Quando parliamo di cervello molti di noi pensano ai neuroni, eppure negli ultimi decenni è stato dimostrato che la classica visione neurone-centrica delle funzioni e disfunzioni cerebrali è stata ormai sorpassata. Infatti, ciò che rende diverso il nostro cervello da quello di altri mammiferi, non è il numero o la struttura dei neuroni, bensì quella di altre cellule, dette astrociti.
Gli astrociti, così denominati per la loro tipica morfologia stellata, sono stati a lungo considerati mero ‘collante’ che riempiva gli spazi tra neuroni. Sono definiti cellule non eccitabili perché non possono generare e propagare l’impulso bioelettrico nello stesso modo dei neuroni.

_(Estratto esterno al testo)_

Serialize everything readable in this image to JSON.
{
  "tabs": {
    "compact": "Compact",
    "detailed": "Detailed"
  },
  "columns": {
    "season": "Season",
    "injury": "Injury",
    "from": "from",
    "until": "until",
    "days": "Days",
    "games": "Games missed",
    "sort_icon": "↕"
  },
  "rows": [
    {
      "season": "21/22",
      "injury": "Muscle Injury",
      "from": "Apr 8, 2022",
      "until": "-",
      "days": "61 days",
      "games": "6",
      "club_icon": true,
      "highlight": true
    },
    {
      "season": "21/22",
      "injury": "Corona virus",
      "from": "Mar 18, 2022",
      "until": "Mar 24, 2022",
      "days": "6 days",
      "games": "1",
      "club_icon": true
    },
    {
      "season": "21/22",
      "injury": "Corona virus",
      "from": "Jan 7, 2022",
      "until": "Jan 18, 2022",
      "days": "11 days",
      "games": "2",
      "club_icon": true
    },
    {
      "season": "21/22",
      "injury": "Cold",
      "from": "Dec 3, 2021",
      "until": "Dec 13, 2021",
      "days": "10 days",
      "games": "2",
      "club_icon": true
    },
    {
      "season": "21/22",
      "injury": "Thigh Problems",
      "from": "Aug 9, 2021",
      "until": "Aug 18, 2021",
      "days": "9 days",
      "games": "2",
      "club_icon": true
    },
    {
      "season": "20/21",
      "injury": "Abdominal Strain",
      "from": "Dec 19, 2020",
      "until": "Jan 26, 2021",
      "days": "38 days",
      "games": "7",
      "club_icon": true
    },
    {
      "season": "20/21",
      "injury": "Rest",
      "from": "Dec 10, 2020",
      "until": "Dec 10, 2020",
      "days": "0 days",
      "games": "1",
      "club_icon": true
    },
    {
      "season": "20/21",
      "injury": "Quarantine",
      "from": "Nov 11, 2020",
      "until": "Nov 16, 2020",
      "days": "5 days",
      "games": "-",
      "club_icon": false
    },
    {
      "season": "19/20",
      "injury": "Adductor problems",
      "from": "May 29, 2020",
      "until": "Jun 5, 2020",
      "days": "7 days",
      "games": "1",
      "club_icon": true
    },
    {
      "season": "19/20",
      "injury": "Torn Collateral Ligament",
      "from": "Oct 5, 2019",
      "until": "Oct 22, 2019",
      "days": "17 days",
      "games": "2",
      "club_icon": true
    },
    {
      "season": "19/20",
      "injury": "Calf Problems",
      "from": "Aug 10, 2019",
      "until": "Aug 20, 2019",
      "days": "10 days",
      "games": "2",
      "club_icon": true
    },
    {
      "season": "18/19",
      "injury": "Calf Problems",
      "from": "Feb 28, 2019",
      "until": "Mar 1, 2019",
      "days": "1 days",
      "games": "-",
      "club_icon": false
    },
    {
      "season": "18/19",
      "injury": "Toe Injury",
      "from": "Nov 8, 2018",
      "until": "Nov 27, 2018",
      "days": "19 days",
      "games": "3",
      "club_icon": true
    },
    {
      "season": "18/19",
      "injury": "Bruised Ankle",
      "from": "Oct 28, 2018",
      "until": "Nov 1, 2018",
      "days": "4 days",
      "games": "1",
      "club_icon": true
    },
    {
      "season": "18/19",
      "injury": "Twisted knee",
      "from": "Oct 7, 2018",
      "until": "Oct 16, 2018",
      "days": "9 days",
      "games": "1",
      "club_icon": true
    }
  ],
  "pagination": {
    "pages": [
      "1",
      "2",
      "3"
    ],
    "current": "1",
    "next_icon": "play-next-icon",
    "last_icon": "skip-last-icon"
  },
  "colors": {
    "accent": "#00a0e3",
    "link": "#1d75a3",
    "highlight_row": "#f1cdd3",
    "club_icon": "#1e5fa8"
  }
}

Un lavoro pubblicato sulla rivista Advanced Healthcare Materials e coordinato da Valentina Benfenati dell’Istituto per la sintesi organica e la fotoreattività del Consiglio nazionale delle ricerche (Cnr-Isof), in collaborazione con Michele Muccini e Stefano Toffanin dell’Istituto per lo studio dei materiali nanostrutturati del Consiglio nazionale delle ricerche (Cnr-Ismn), dimostra che anche gli astrociti, e non solo i neuroni, rispondono al campo elettrico applicato dal dispositivo organico, e che è possibile stimolare e modulare l’attività degli astrociti applicando un campo elettrico estremamente piccolo.
“Adesso si sa che gli astrociti comunicano tra loro tramite segnali ed onde di calcio, e che questa forma di eccitazione è fondamentale per il corretto funzionamento dell’attività neuronale, per esempio, nella memoria e nell’apprendimento”, dice Benfenati. “La disfunzione di questi segnali è implicata in patologie come Alzheimer, Parkinson, Ictus ed Epilessia. Il problema nello studio degli astrociti è di tipo tecnologico, infatti nella ‘neuro’ ingegneria gli strumenti attualmente disponibili sono progettati e mirati esclusivamente per lo studio dei neuroni.
Nel lavoro pubblicato dai ricercatori del Cnr-Ismn e Cnr-Isof per la prima volta è stato possibile dimostrare che gli astrociti, considerati cellule passive e di supporto, possono essere eccitati attraverso uno campo elettrico applicato da un dispositivo organico. “Il lavoro pone le basi per una visione radicalmente nuova, ovvero che sia possibile generare tecnologie che mirino alla modificazione o al ripristino di attività cerebrali, non avendo come target i neuroni bensì le cellule non neuronali. Poiché gli astrociti costituiscono la maggioranza delle cellule cerebrali umane e, considerate le numerose malattie del cervello in cui queste cellule sono coinvolte, questo lavoro apre uno scenario che può cambiare il nostro modo di comprendere e stimolare, manipolare la funzionalità del cervello”, prosegue Benfenati.
“Il nostro lavoro apre la strada all’utilizzo di tecnologie organiche, cioè basate su molecole, biocompatibili per la comprensione del funzionamento e la cura di malattie del cervello”, prosegue Toffanin.
“Abbiamo utilizzato un approccio che si sta rivelando vincente per affrontare tematiche così complesse come i meccanismi di funzionamento del cervello. Integrando in un singolo gruppo di lavoro competenze multidisciplinari che vanno dalla chimica, alla scienza dei materiali, alla fisica dei dispositivi, alla biologia e all’elettrofisiologia neurologica, siamo riusciti ad aprire uno scenario che può cambiare il modo di comprendere, stimolare e modulare la funzionalità del cervello. La strada per l’utilizzo della tecnologia organica per approcci terapeutici innovativi è tracciata”, conclude Muccini.
Il lavoro è stato supportato dal Progetto europeo ‘Olimpia’, coordinato da Muccini e Benfenati e dal Progetto di ricerca ‘Astromat’, supportato dall’Air Force Office of Scientific Research, coordinato da Benfenati.